Founded in 1891, the original top-lit gallery is one of the finest art spaces in London. The gallery’s founding mission ‘to bring art to the people of south London’ has established deep roots with its local community in Peckham, one of the most ethnically diverse areas in the UK. These artistic and social agendas anchor the SLG’s architectural vision, which incorporates the original Victorian gallery, a derelict house, empty yards, the site of a destroyed lecture theatre and a former fire station across the road.
Directions
Continue along Peckham Road, past former Southwark Town Hall, to opposite side of Havil Street, 5 minutes’ walk to Southwark Employment Academy
Southwark Employment Academy
This comprises an Edwardian baroque building designed by Edwin Hall in 1904 and a modern extension designed by Peter Barber to the rear. The original building was built for the Poor Law Guardians and later became part of St Giles hospital and was used for a variety of NHS purposes.
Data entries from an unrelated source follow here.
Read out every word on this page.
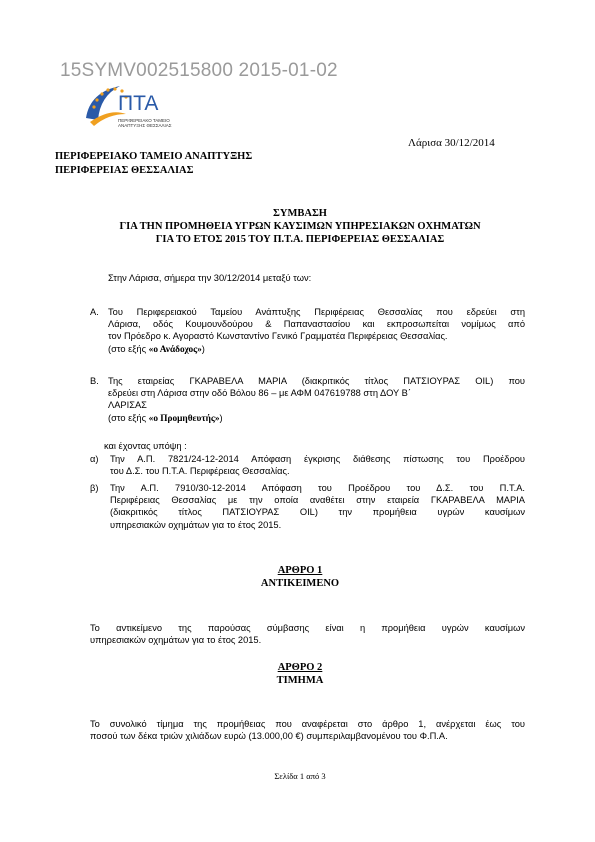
15SYMV002515800 2015-01-02
ΠΤΑ
ΠΕΡΙΦΕΡΕΙΑΚΟ ΤΑΜΕΙΟ
ΑΝΑΠΤΥΞΗΣ ΘΕΣΣΑΛΙΑΣ
Λάρισα 30/12/2014
ΠΕΡΙΦΕΡΕΙΑΚΟ ΤΑΜΕΙΟ ΑΝΑΠΤΥΞΗΣ
ΠΕΡΙΦΕΡΕΙΑΣ ΘΕΣΣΑΛΙΑΣ
ΣΥΜΒΑΣΗ
ΓΙΑ ΤΗΝ ΠΡΟΜΗΘΕΙΑ ΥΓΡΩΝ ΚΑΥΣΙΜΩΝ ΥΠΗΡΕΣΙΑΚΩΝ ΟΧΗΜΑΤΩΝ
ΓΙΑ ΤΟ ΕΤΟΣ 2015 ΤΟΥ Π.Τ.Α. ΠΕΡΙΦΕΡΕΙΑΣ ΘΕΣΣΑΛΙΑΣ
Στην Λάρισα, σήμερα την 30/12/2014 μεταξύ των:
Α. Του Περιφερειακού Ταμείου Ανάπτυξης Περιφέρειας Θεσσαλίας που εδρεύει στη
Λάρισα, οδός Κουμουνδούρου & Παπαναστασίου και εκπροσωπείται νομίμως από
τον Πρόεδρο κ. Αγοραστό Κωνσταντίνο Γενικό Γραμματέα Περιφέρειας Θεσσαλίας.
(στο εξής «ο Ανάδοχος»)
Β. Της εταιρείας ΓΚΑΡΑΒΕΛΑ ΜΑΡΙΑ (διακριτικός τίτλος ΠΑΤΣΙΟΥΡΑΣ OIL) που
εδρεύει στη Λάρισα στην οδό Βόλου 86 – με ΑΦΜ 047619788 στη ΔΟΥ Β΄
ΛΑΡΙΣΑΣ
(στο εξής «ο Προμηθευτής»)
και έχοντας υπόψη :
α) Την Α.Π. 7821/24-12-2014 Απόφαση έγκρισης διάθεσης πίστωσης του Προέδρου
του Δ.Σ. του Π.Τ.Α. Περιφέρειας Θεσσαλίας.
β) Την Α.Π. 7910/30-12-2014 Απόφαση του Προέδρου του Δ.Σ. του Π.Τ.Α.
Περιφέρειας Θεσσαλίας με την οποία αναθέτει στην εταιρεία ΓΚΑΡΑΒΕΛΑ ΜΑΡΙΑ
(διακριτικός τίτλος ΠΑΤΣΙΟΥΡΑΣ OIL) την προμήθεια υγρών καυσίμων
υπηρεσιακών οχημάτων για το έτος 2015.
ΑΡΘΡΟ 1
ΑΝΤΙΚΕΙΜΕΝΟ
Το αντικείμενο της παρούσας σύμβασης είναι η προμήθεια υγρών καυσίμων
υπηρεσιακών οχημάτων για το έτος 2015.
ΑΡΘΡΟ 2
ΤΙΜΗΜΑ
Το συνολικό τίμημα της προμήθειας που αναφέρεται στο άρθρο 1, ανέρχεται έως του
ποσού των δέκα τριών χιλιάδων ευρώ (13.000,00 €) συμπεριλαμβανομένου του Φ.Π.Α.
Σελίδα 1 από 3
Southwark Council acquired the building towards the end of the 1990s and it was used as council offices until 2010. The interior with splendid mosaic floors and walls with excellent woodwork, has been extensively restored and an interesting brick building added in 2013/14. This received a Brick Association award in 2015. The building is owned and operated by Thames Reach, a charity specialising in helping disadvantaged local people with employment opportunities and runs a range of training workshops.
Directions
Continue along Peckham Road, cross road, 5-minute walk to St Giles, Camberwell Church Street
St Giles Church
This notable Victorian gothic church was designed in 1842 by Giles Gilbert Scott and consecrated by the Bishop of Winchester in 1844. The previous church was destroyed by fire in 1841 and the parish had already begun to plan for a new larger church in view of the growing population locally. There has been a church on the site since the 14th century and maybe earlier and there are fragments of 14th century glass incorporated in the north window. The church was built using Caen stone but this proved easily damaged by London’s polluted air and it was refaced with Portland stone, the cost being borne by Scott himself. The church was damaged during WW2 including and windows by William Morris were last but the east window designed by John Ruskin still survives.
Directions
Continue along Camberwell Church Street, turn left into Grove Lane, then right onto Champion Park at junction, 10 minutes to Denmark Hill station.